Incomplete outcome data

• Low risk of bias: no missing outcome data, reasons for missing outcome data unlikely to be related to true outcome, or missing outcome data balanced in number across groups.

• High risk of bias: reason for missing outcome data likely to be related to true outcome, with either imbalance in number across groups or reasons for missing data.

• Unclear: insufficient reporting of attrition or exclusions.

Selective Reporting

• Low risk of bias: a protocol is available which clearly states the primary outcome as the same as in the final trial report.

• High risk of bias: the primary outcome differs between the protocol and final trial report.

• Unclear: no trial protocol is available or there is insufficient reporting to determine if selective reporting is present.

Other forms of bias

• Low risk of bias: there is no evidence of bias from other sources.

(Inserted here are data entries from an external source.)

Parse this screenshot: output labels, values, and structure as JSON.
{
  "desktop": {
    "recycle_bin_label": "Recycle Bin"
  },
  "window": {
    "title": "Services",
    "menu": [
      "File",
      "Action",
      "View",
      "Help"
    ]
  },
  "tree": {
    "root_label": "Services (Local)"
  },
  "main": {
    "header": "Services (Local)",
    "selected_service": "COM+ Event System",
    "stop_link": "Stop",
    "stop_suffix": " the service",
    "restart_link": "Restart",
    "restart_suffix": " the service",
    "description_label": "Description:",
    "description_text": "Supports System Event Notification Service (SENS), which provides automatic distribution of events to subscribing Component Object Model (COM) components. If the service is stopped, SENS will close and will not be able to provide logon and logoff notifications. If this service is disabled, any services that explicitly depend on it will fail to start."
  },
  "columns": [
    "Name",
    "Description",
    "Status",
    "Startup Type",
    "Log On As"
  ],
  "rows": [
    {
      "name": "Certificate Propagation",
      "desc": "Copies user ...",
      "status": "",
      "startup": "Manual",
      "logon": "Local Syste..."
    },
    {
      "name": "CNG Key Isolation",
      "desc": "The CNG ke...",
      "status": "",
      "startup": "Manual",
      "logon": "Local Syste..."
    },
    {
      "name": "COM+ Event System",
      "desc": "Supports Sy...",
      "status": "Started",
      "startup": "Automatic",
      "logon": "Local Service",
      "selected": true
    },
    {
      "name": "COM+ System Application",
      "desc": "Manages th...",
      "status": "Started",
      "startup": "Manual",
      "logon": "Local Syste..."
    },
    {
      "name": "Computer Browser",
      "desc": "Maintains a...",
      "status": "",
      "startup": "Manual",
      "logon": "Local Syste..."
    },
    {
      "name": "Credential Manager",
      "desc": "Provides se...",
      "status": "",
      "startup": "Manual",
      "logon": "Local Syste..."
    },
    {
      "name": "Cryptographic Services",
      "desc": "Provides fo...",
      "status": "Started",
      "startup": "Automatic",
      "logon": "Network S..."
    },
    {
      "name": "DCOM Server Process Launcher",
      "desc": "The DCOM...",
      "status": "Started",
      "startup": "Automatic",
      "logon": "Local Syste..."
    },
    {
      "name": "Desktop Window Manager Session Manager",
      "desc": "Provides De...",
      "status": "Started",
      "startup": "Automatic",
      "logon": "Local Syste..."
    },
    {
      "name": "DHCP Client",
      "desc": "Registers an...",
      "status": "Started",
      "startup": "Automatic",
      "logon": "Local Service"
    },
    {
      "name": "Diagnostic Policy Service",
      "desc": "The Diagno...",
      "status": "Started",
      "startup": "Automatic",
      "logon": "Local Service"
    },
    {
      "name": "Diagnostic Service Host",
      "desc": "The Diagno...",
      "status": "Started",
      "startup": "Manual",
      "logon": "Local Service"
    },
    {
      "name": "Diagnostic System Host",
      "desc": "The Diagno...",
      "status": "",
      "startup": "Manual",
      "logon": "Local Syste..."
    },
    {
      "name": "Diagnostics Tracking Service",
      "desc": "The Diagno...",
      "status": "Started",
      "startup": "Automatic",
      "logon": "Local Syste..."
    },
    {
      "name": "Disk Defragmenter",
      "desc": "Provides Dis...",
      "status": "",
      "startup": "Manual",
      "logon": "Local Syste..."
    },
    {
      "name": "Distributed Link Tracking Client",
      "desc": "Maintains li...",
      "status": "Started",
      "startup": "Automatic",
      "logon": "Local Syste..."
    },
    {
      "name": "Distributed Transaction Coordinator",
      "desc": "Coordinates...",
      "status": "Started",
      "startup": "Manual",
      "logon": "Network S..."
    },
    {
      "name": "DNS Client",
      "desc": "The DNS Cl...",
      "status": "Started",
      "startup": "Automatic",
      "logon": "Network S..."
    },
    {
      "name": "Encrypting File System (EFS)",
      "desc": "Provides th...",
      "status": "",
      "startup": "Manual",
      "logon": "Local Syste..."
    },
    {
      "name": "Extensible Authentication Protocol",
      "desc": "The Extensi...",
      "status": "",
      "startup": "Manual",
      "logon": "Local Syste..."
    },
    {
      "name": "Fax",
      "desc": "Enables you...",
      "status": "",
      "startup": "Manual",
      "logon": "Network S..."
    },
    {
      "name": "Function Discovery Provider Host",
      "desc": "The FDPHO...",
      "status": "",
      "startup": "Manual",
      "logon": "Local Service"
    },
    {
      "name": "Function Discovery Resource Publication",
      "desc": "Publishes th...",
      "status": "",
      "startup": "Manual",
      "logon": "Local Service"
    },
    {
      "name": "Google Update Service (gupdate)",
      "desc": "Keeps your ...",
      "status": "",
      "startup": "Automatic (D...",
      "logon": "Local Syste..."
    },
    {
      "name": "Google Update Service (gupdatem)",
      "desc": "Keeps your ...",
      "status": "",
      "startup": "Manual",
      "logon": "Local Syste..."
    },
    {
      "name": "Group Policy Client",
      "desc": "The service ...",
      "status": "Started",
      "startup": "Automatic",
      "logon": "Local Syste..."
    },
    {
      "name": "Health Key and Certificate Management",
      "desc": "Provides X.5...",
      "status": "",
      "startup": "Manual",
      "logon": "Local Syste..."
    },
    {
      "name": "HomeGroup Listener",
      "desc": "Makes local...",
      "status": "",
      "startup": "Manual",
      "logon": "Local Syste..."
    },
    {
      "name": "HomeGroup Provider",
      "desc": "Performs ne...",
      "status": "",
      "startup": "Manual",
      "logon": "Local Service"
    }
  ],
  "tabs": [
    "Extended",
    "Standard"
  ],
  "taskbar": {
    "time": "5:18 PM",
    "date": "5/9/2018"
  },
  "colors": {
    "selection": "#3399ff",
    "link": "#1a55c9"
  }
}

• High risk of bias: there is potential bias present from other sources (e.g. early stopping of trial, fraudulent activity, extreme baseline imbalance or bias related to specific study design).

• Unclear: insufficient information to permit judgment of adequacy or otherwise of other forms of bias.

Measures of treatment effect

Outcome measures for dichotomous data (e.g. development of MAC infection and death) were calculated as a relative risk with 95% confidence intervals.

Assessment of heterogeneity

We did not have a sufficient number of studies to perform a meta‐analysis. Therefore we could not assess statistical heterogeneity. However, the included studies differed in terms of the prophylactic agents used.

Data synthesis

MU and OU independently extracted data from the included studies. The data were summarised in RevMan 5.1. All of the entries were checked by both authors.